Инид сбросила вызов и стукнула по подушке. Раз, другой. Вцепилась зубами и помотала головой, как пёс треплет пойманного кролика, ломая хребет. Стало легче только тогда, когда ткань разошлась под еë клыками и перья разлетелись по всей комнате.
Джейн присвистнула. Инид нервно хихикнула:
— Завтра полнолуние, уже нервы шалят. Да и разговор вышел мерзкий.
— По тому, что я слышала, совершенная гадость, а не звонок. Шоколадку будешь?
— Спасибо, не люблю сладкое.
Инид бесится весь остаток дня. Только литературный клуб немного еë успокаивает. Этим вечером они обсуждают Бодлера.
По дороге в кампус она мурлычет одно из стихотворений под нос, раз за разом. Ей нравится вызываемые им чувства, в нëм есть нечто отстранëнное, опасное и манящее. Инид думает о Уэнсдей.
Уэнсдей, которая лениво листает Рабле, вытянув ноги на подоконнике. Какая редкость, она не в платье. Чëрный костюм сидит на ней, как вторая кожа.
— Мой котик, подойди, ложись ко мне на грудь, — Уэнсдей склонила голову на бок. — Но когти убери сначала. Позволь в глазах твоих красивых потонуть — в агатах с отблеском металла.

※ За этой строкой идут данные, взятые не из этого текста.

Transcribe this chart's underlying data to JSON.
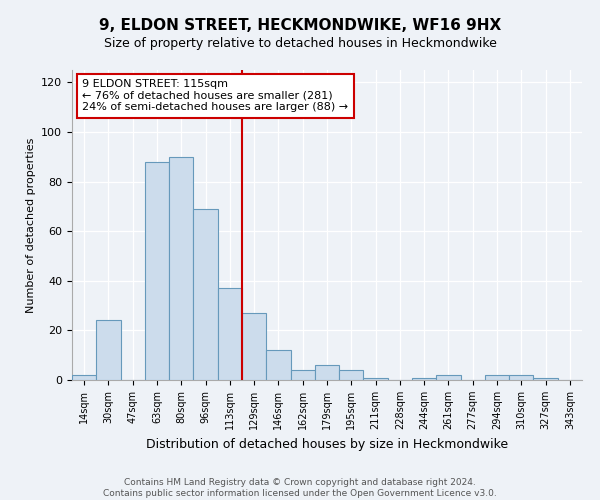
{
  "title": "9, ELDON STREET, HECKMONDWIKE, WF16 9HX",
  "subtitle": "Size of property relative to detached houses in Heckmondwike",
  "xlabel": "Distribution of detached houses by size in Heckmondwike",
  "ylabel": "Number of detached properties",
  "bin_labels": [
    "14sqm",
    "30sqm",
    "47sqm",
    "63sqm",
    "80sqm",
    "96sqm",
    "113sqm",
    "129sqm",
    "146sqm",
    "162sqm",
    "179sqm",
    "195sqm",
    "211sqm",
    "228sqm",
    "244sqm",
    "261sqm",
    "277sqm",
    "294sqm",
    "310sqm",
    "327sqm",
    "343sqm"
  ],
  "bar_values": [
    2,
    24,
    0,
    88,
    90,
    69,
    37,
    27,
    12,
    4,
    6,
    4,
    1,
    0,
    1,
    2,
    0,
    2,
    2,
    1,
    0
  ],
  "bar_color": "#ccdcec",
  "bar_edge_color": "#6699bb",
  "vline_color": "#cc0000",
  "annotation_title": "9 ELDON STREET: 115sqm",
  "annotation_line1": "← 76% of detached houses are smaller (281)",
  "annotation_line2": "24% of semi-detached houses are larger (88) →",
  "annotation_box_color": "#ffffff",
  "annotation_box_edge": "#cc0000",
  "ylim": [
    0,
    125
  ],
  "yticks": [
    0,
    20,
    40,
    60,
    80,
    100,
    120
  ],
  "footer1": "Contains HM Land Registry data © Crown copyright and database right 2024.",
  "footer2": "Contains public sector information licensed under the Open Government Licence v3.0.",
  "background_color": "#eef2f7"
}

Уэнсдей усмехается и подхватывает:
— Как я люблю тебя ласкать, когда, ко мне пушистой привалясь щекою, ты, электрический зверëк мой, в тишине мурлычешь под моей рукою.

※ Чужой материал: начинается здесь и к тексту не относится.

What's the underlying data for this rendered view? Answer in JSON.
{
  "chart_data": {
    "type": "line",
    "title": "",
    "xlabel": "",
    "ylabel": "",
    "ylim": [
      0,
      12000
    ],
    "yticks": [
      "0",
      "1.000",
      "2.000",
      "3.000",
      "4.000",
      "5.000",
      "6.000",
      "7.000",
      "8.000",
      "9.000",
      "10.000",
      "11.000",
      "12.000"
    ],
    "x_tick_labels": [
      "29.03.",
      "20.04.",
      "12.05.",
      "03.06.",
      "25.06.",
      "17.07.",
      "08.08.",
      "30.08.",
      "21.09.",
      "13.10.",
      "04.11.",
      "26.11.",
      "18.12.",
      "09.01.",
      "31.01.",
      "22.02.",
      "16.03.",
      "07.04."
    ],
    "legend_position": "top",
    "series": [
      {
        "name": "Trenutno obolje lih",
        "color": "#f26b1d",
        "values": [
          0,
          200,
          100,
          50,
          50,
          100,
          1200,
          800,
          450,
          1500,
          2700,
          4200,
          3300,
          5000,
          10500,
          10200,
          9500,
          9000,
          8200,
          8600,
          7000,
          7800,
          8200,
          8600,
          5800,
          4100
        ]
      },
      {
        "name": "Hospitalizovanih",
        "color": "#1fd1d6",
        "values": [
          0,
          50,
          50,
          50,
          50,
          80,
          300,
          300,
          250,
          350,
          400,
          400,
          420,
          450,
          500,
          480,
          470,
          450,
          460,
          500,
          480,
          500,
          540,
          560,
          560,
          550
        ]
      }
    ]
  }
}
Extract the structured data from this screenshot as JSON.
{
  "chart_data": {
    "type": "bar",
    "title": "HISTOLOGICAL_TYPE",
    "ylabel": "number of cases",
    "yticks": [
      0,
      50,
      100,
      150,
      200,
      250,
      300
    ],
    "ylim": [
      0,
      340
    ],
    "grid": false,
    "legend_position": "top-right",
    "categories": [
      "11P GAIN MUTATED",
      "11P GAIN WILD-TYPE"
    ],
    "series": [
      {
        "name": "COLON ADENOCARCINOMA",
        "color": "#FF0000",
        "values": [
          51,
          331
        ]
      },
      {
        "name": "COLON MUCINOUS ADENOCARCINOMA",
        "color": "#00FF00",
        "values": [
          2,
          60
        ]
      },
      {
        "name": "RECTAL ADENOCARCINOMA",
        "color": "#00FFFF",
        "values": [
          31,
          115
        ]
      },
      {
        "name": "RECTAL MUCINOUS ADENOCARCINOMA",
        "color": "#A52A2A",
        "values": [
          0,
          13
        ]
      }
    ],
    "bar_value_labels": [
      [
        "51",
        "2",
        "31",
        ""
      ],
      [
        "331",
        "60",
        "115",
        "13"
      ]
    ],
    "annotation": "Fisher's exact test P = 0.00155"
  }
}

Она умолкает и выжидающе смотрит на Инид. В чëрных глазах есть что-то мечтательное, и Инид делает пометку: Уэнсдей любит поэзию... По крайней мере, «цветы зла».
— Ты как моя жена, — шепчет Инид. Она не замечает, как оказывается около Уэнсдей. — Еë упорный взгляд — похож на твой, мой добрый котик. Холодный, пристальный, пронзающий, как дротик.
Инид проводит по щеке Уэнсдей. Совсем легко, не прикосновение — намëк на него. Уэнсдей требовательно придвигается, как бы говоря: любишь ласкать, сама сказала.
— И соблазнительный, опасный аромат исходит, как дурман, ни с чем другим не схожий, от смуглой и блестящей кожи.
Уэнсдей подëтся вперëд и целует еë так, будто Инид — глоток воды или спелый плод, а Уэнсдей — веками алкавший их Тантал. Они едва не выпали из окна, по счастью, Инид хватило благоразумия в последний момент вцепиться в стену.
— Уилла, идём в комнату, эксгибиционизм не входит в число моих достоинств.
— Какая жалось, — Уэнсдей спрыгивает с подоконника и останавливается. — Ах да, я хотела спросить... Это что?
Обидным образом в еë голосе больше недоумения, чем ревности.
— Скучала по тебе, водила любовниц, — протянула Инид. Уэнсдей укусила еë за кончик носа, хорошо хоть несильно — зубы у неë были всë такие же острые. — Сидни решила съехать, к чему я совершенно непричастна, и я сдвинула две кровати. На одной нам двоим было тесновато, не находишь? Кстати о соседках, тут не было Джейн?
— Мы с ней договорились, пару дней погуляет, — Уэнсдей скинула ботинки и спиной вперëд упала на кровать. Она с нескрываемым удовольствием потянулась и застонала, когда что-то с хрустом встало на место в еë позвоночнике.
— Судя по звукам, кровать даëт тебе нечто, чего не даю я, — хмыкнула Инид.
Уэнсдей приоткрыла один блаженно зажмуренный глаз:
— Тебе звонил Ксавье?
Инид дëрнулась и медленно втянута когти. Во рту стало неприятно много зубов, она подозревала, что могла бы перекинуться прямо сейчас, не дожидаясь следующей ночи с еë полнолунием.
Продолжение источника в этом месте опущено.